Seif Magango, Amnesty International‘s deputy director for East Africa, the Horn and the Great Lakes said: “The transitional authorities must honour the commitments they made to restore the rule of law and protect human rights.”
The rights group said Sudan’s new government has shown positive signs of progress during its fragile transition to democracy, citing the repeal of a decades-old morality law and dissolution of the former governing party moves that have helped the Sovereign Council distance itself from al-Bashir’s disgraced rule.
According to doctors linked to the protest movement, more than 250 people were killed in the violence related to the demonstrations against al-Bashir and military rulers who initially replaced him.
To mark the anniversary, activists organised protests in cities across the country.
“I’ll remember the first day of our protest under tear gas and live ammunition, which didn’t stop us,” Hana Hussein, 21, told news agency.
“Now we can take to the streets in celebration. It’s a great achievement of our revolution.”
Badr Mohamed, 22, plans to use the uprising anniversary to demand accountability for the killings of fellow protesters.
“I will participate by carrying a banner calling for justice.”
Over the weekend, a court in Sudan convicted al-Bashir of money-laundering and corruption, sentencing him to two years in a minimum-security lockup.
The image of the former leader in a defendant’s cage “sent a strong message, on live TV for all of Sudan to see, that we are on the route toward justice”, said Sarah Abdel-Jaleel, a spokeswoman for the protest organisers.

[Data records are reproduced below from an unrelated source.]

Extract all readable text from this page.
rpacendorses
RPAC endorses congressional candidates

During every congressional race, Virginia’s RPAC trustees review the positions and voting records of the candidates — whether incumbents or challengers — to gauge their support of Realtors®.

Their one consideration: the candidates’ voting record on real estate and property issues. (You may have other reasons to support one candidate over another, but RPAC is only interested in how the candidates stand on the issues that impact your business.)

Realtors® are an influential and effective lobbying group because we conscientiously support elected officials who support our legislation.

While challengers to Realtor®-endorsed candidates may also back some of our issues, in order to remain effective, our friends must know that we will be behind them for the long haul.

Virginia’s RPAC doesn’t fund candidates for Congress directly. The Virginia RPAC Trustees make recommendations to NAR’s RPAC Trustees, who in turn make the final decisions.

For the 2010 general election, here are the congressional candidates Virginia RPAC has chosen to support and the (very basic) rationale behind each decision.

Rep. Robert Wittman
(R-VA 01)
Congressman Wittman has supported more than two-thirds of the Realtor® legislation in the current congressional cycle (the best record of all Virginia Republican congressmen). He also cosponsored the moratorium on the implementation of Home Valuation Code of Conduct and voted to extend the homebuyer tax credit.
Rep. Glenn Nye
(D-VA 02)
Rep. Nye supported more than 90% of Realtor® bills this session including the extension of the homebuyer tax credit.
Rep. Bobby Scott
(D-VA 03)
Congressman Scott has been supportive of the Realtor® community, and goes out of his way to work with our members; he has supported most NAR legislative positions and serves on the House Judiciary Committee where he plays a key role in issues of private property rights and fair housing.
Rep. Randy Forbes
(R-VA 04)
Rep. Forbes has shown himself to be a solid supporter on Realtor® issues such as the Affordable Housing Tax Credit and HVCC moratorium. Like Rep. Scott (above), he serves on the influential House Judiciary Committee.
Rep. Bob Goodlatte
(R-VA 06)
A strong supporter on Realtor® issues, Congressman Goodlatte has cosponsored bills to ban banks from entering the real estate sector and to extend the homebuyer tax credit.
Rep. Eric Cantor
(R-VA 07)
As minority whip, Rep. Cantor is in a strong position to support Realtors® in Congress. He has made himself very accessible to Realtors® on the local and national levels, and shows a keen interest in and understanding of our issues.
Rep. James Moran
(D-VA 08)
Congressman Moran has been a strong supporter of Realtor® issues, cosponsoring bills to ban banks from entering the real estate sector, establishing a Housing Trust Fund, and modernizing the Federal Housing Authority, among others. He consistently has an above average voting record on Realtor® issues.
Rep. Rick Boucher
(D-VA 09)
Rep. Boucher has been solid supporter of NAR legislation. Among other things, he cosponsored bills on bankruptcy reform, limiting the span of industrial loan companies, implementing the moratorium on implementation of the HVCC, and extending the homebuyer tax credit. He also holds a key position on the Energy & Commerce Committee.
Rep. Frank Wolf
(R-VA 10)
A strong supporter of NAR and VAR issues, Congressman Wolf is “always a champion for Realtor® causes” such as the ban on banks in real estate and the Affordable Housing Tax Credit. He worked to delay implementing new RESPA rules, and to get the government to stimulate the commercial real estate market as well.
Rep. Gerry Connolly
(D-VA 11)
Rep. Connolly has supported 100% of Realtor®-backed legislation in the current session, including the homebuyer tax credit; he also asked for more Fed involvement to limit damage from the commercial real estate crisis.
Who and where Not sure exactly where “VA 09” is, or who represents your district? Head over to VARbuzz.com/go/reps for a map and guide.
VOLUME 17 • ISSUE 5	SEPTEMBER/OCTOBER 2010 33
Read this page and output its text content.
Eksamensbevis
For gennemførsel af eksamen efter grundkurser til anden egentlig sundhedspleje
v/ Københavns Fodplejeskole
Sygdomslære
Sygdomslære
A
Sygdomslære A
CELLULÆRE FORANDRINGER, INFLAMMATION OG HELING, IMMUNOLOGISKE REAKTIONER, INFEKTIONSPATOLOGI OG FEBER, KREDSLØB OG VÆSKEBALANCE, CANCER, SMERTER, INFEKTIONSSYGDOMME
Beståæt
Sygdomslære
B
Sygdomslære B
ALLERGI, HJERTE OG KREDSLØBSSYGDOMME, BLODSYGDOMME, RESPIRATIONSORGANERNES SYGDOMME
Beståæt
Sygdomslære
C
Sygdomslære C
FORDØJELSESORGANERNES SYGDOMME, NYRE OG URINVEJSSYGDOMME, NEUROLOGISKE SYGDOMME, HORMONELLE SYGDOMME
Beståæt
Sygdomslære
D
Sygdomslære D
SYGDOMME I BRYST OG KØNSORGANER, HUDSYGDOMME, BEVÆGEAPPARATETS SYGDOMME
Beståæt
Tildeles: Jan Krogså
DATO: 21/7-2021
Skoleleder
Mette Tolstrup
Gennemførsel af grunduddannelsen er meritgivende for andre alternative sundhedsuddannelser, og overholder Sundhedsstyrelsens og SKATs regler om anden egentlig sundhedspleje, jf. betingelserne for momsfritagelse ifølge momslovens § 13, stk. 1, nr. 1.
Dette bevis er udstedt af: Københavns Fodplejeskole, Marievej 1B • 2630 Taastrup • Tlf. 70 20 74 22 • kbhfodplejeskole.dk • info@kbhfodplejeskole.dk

But in the view of many demonstrators, Abdel-Jaleel added, “al-Bashir has not been held to account.”
Amnesty also called on the new government to hold security forces accountable for killing many people in their efforts to stifle protests against military rule, especially those behind a deadly crackdown on a huge sit-in outside military headquarters in the capital, Khartoum, in June. More than 120 were killed.
The government recently appointed independent judges to oversee investigations into the killings, a major achievement for the protest movement.
But even the most high-profile cases have shown no signs of official action, said Amnesty’s Sudan researcher, Ahmed Elzobier.
Families still find it difficult to bring cases against security officers, he added.
Al-Bashir is also wanted by the International Criminal Court on charges of genocide, war crimes and crimes against humanity.
The accusations relate to his role in the Darfur war that broke out in 2003 when ethnic minority rebels took up arms against his Arab-dominated government, which they accused of marginalising the region.
Sudan is under heavy international and regional pressure to reform. With the economy on the brink, the new government has made it a mission to get Sudan removed from the United States’s list of state sponsors of terrorism so it can attract badly needed foreign aid.
Many pro-democracy protesters say the revolution remains unfinished. Poverty, high prices and resource shortages that catalysed the original uprising continue to fuel frustration.
“We’re looking at a deep state that for 30 years has been plagued by corruption and economic crisis,” said Abdel-Jaleel.
“But if the nation is given an opportunity to achieve democracy and development and peace, that will be an achievement for the world, not just for Sudan.”